Inside the LPAC convention hall, conservative granddaddy Howard Phillips, who founded the far-right Constitution Party in the 1990s, led things off and let it be known he’s not in favor of a balanced budget amendment – something a lot of other conservatives, including many in the Tea Party, are pushing. Phillips said a balanced budget amendment, with certain loopholes, would give the president too much power.
Sen. Rand Paul (R-Ky.), who was at the LPAC convention, told the audience he thought the balanced budget amendment would be a good idea. There was strong applause for the freshman senator when he talked about efforts to “audit the Fed” – demanding more disclosure about the dealings of the Federal Reserve System.
He also talked about renewal of the Patriot Act – another hot-button issue that divides many conservatives. The federal anti-terrorism law was enacted under conservative President George W. Bush, but opposed by Sen. Paul and other conservatives, along with an assortment of liberals.
The other co-sponsor of LPAC was the “Campaign for Liberty,” whose vice president Matt Hawes told convention goers that the organization – built around the popularity of the Tea Party – now has 600,000 supporters nationwide.
“We’re not necessarily in lockstep,” Hawes said of the differences between “liberty-loving” conservatives. He said 500 to 600 attended, many apparently eager to hear Rand Paul, who both spoke to an enthusiastic audience.
The Liberty Political Action Conference billed itself as an event intended to attract “freedom activists from across the country, representing conservative, libertarian, constitutional and free-market organizations, activists and businesses.”
It also attracted Rev. Chuck Baldwin, a former Baptist minister from Florida, who moved to Flathead County Montana a year ago and started “Liberty Fellowship” – an organization the weaves together Constitutional conservatism and God.
In his various writings, Baldwin has condemned Islam as a "bloody, murderous religion" and referred to the late Martin Luther King Jr. as an apostate. He has said he believes the South was right in the Civil War — but always adds that he’s no racist. Baldwin also has said there is a “conspiracy by elitists within government and big business to steal America's independence.”
He echoed that theme at LPAC, pounding the pulpit enthusiastically.
Baldwin blasted evangelical Christian ministers who, he said, stand behind “cowardly pulpits” and refuse to use their positions to “preserve, protect and defend the Constitution of the United States.”

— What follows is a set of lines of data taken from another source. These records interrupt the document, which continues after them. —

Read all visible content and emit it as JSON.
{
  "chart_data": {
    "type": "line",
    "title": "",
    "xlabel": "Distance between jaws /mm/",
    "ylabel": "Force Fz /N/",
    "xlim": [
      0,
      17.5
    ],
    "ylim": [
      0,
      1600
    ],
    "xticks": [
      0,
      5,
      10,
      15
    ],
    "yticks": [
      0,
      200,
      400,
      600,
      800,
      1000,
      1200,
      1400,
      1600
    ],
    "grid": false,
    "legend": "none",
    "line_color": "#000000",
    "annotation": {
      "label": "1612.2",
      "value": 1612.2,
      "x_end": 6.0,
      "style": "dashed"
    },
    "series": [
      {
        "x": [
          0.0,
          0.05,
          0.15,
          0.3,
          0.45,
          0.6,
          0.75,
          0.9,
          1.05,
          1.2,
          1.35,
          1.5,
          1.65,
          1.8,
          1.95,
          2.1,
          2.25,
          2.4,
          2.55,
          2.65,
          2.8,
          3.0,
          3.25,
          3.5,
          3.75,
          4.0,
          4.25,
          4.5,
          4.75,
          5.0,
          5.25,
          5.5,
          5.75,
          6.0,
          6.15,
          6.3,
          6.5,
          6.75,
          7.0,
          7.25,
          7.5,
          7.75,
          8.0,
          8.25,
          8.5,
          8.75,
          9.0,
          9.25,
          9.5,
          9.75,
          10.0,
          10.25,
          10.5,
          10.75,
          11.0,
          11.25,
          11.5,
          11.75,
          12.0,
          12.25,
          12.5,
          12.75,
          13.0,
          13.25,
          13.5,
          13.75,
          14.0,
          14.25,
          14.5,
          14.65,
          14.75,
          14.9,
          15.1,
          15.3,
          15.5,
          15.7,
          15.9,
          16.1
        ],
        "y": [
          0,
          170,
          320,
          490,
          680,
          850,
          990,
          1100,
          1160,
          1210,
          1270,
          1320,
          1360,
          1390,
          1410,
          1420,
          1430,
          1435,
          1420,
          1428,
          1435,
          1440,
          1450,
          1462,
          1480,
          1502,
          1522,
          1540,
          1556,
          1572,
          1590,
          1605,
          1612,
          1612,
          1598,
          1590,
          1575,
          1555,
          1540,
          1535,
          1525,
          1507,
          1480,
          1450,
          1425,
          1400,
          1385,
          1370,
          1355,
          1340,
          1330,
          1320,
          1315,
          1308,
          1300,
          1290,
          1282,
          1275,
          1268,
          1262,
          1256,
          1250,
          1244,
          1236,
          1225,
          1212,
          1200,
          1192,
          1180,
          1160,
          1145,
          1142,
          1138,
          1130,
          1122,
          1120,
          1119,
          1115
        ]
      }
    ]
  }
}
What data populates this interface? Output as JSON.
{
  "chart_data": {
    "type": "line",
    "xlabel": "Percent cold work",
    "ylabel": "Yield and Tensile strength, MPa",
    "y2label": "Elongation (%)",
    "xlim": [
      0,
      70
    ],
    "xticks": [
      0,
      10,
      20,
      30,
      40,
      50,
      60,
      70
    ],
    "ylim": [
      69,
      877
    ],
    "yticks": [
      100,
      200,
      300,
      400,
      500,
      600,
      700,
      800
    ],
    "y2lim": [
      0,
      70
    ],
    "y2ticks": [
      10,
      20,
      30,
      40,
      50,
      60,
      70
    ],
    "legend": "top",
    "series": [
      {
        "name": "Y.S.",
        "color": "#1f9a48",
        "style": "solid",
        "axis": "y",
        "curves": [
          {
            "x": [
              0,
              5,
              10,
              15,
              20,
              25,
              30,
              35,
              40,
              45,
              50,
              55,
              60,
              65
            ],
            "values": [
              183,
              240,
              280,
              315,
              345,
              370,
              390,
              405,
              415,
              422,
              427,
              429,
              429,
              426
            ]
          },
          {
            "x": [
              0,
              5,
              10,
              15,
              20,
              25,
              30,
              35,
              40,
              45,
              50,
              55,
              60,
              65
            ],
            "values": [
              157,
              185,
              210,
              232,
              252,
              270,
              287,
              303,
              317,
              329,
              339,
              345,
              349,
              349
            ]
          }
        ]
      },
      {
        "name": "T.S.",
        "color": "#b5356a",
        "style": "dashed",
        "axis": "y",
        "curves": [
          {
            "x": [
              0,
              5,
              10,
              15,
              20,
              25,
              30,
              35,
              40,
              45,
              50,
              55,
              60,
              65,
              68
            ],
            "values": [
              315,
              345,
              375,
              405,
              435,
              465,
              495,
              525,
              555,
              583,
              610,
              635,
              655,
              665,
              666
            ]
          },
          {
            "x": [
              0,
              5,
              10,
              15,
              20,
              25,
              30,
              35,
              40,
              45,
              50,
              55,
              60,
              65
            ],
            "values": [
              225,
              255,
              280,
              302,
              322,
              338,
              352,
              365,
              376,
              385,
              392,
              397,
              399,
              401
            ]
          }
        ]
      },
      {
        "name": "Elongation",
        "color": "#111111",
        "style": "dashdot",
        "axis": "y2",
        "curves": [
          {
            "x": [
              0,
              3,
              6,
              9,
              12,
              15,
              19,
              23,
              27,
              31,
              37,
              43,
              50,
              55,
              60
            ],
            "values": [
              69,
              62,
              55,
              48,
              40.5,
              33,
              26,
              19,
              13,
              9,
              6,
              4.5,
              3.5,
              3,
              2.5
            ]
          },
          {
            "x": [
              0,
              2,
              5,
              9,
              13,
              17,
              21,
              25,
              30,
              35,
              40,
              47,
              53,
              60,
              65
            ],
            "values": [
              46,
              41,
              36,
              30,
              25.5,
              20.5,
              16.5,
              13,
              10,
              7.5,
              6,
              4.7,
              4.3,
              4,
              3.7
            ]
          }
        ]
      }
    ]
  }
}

“Our rights don’t come from Uncle Sam,” he said in a fiery voice. “Our rights come from our Creator, God.”
Baldwin also criticized “evangelical Christians” who he labeled “warmongers” for continuing support for the Iraq and Afghanistan wars started by President George W. Bush. “The perpetual war is a tool of the globalists to enslave us,” he said, later adding, “You cannot export liberty at the point of a gun.”
He also blasted the Fed: “The Federal Reserve is a criminal cabal that needs to be dismantled.” If Chuck Baldwin was in the White House, he said, “those criminals at the Federal Reserve wouldn’t get a bailout. … [T]hey’ll be looking for a place in the big house.”
Baldwin said those who embrace ideals of the liberty should remember the Constitution and “not worry about being politically correct.”